In “some ecclesiastical realms” this idea has caused annulments to be granted for the sake of the couple’s well-being rather than because the marriage was invalid.
“The crisis over the meaning of marriage has affected the way many faithful think,” the Pope told judges and officials of the Roman Rota last Saturday. “The indissoluble conjugal bond is denied because it’s treated as an ideal that cannot be made ‘obligatory’ for ‘normal Christians’.

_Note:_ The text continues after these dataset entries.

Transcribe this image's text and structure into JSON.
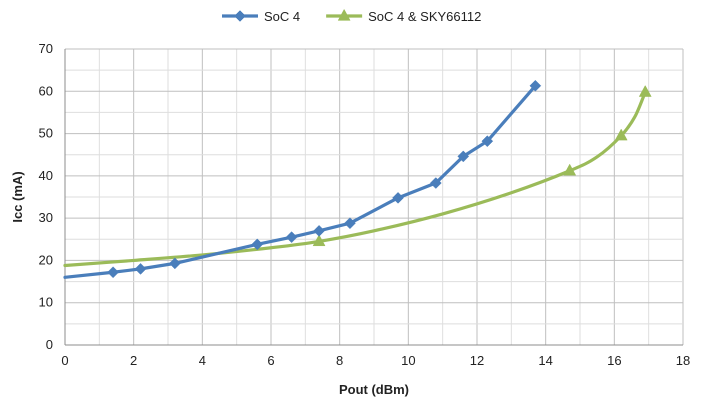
{
  "chart_data": {
    "type": "line",
    "title": "",
    "xlabel": "Pout (dBm)",
    "ylabel": "Icc (mA)",
    "xlim": [
      0,
      18
    ],
    "ylim": [
      0,
      70
    ],
    "x_ticks": [
      "0",
      "2",
      "4",
      "6",
      "8",
      "10",
      "12",
      "14",
      "16",
      "18"
    ],
    "y_ticks": [
      "0",
      "10",
      "20",
      "30",
      "40",
      "50",
      "60",
      "70"
    ],
    "grid": true,
    "legend_position": "top",
    "series": [
      {
        "name": "SoC 4",
        "color": "#4a7ebb",
        "marker": "diamond",
        "smooth": false,
        "x": [
          0,
          1.4,
          2.2,
          3.2,
          5.6,
          6.6,
          7.4,
          8.3,
          9.7,
          10.8,
          11.6,
          12.3,
          13.7
        ],
        "y": [
          16,
          17.2,
          18,
          19.3,
          23.8,
          25.5,
          27,
          28.8,
          34.8,
          38.3,
          44.6,
          48.2,
          61.3
        ],
        "marked_points": [
          1,
          2,
          3,
          4,
          5,
          6,
          7,
          8,
          9,
          10,
          11,
          12
        ]
      },
      {
        "name": "SoC 4 & SKY66112",
        "color": "#9bbb59",
        "marker": "triangle",
        "smooth": true,
        "x": [
          0,
          2,
          4,
          6,
          7.4,
          9,
          11,
          13,
          14.7,
          15.5,
          16.2,
          16.6,
          16.9
        ],
        "y": [
          18.8,
          20,
          21.3,
          23,
          24.5,
          27,
          31,
          36,
          41.2,
          44.5,
          49.5,
          54,
          59.8
        ],
        "marked_points": [
          4,
          8,
          10,
          12
        ]
      }
    ]
  }
}
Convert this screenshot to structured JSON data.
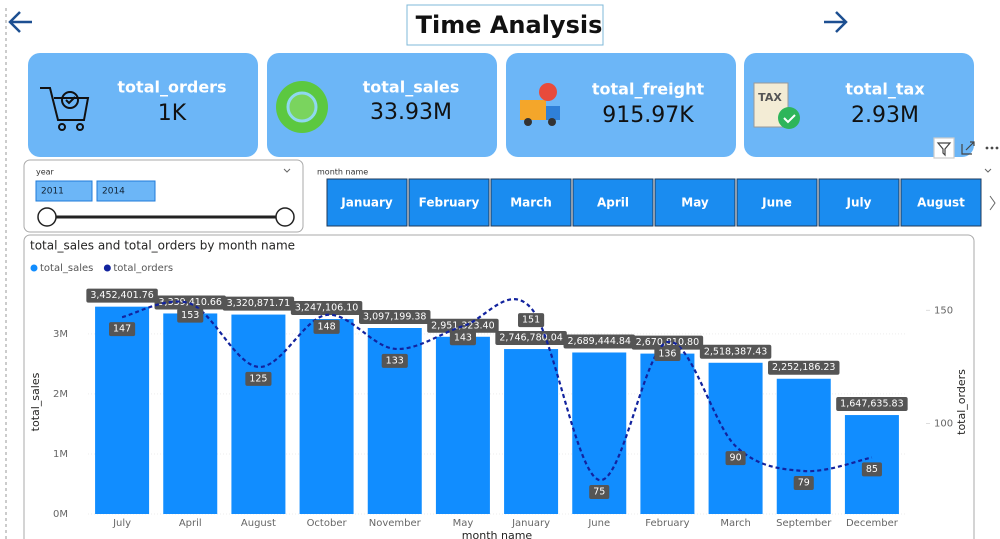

The Pope has correctly identified a specific misunderstanding of marriage as a cause of the decline in the ability of marriage tribunals' capacity to apply the correct principles to determining the validity of marriages. The misunderstanding is the replacement of the notion of the 'indissoluble marriage bond', as the central concept of marriage, with the notion of a 'formalisation of emotional bonds'. It seems clear that the same false understanding of marriage is behind the decline of marriage itself: in fewer people being willing to make the commitment of marriage, and ever more people who have married, getting divorced.

Where might we find such a view expressed? Well, here is the opening prayer of the revised marriage ceremony, promulgated in 1969:

"Dear friends, you have come together in this church so that the Lord may seal and strengthen your love in the presence of the Church's minister and this community. Christ abundantly blesses this love. He has already consecrated you in baptism and now he enriches and strengthens you by a special sacrament so that you may assume the duties of marriage in mutual and lasting fidelity. And so, in the presence of the Church, I ask you to state your intentions."

Now look at the Latin:

Dilectíssimi nobis, in domum ecclésiæ convenístis, ut volúntas vestra Matrimónium contrahéndi coram Ecclésiæ minístro, et communitáte sacro sigíllo a Dómino muniátur. Amórem vestrum coniugálem Christus abúnde benedícit et ad mútuam perpetuámque fidelitátem et ad cétera Matrimónii offícia assuménda eos peculiári ditat et róborat Sacraménto, quos ipse sancto iam Baptísmate consecrávit. Quare vos coram Ecclésia de mente vestra intérrogo. (For the full texts, see here.)

There are many problems with the translation, but let's just look at the key phrases:

you have come together in this church so that the Lord may seal and strengthen your love in the presence of the Church's minister and this community.

in domum ecclésiæ convenístis, ut volúntas vestra Matrimónium contrahéndi coram Ecclésiæ minístro, et communitáte sacro sigíllo a Dómino muniátur.

The highlighted Latin phrase means literally '[you've come together so that] the Lord my establish the sacred bond [of matrimony]'. The official translation has removed the notion of matrimony as a sacred bond, established by the Lord, and replaced with the notion of the couple's love merely being strengthened by the Lord. In other words, the correct view of marriage, as an indissoluble bond, is expressed in the Latin, but in the English this view has been replaced by the false view, that marriage is the formalisation of an emotional bond.

So what is His Holiness saying? That the view of matrimony put forward in the scandalously inacurate official English translation of the new order of matrimony is responsible for a misunderstanding of marriage among even the higher echelons of the Church, which has dangerously undermined the institution of marriage itself.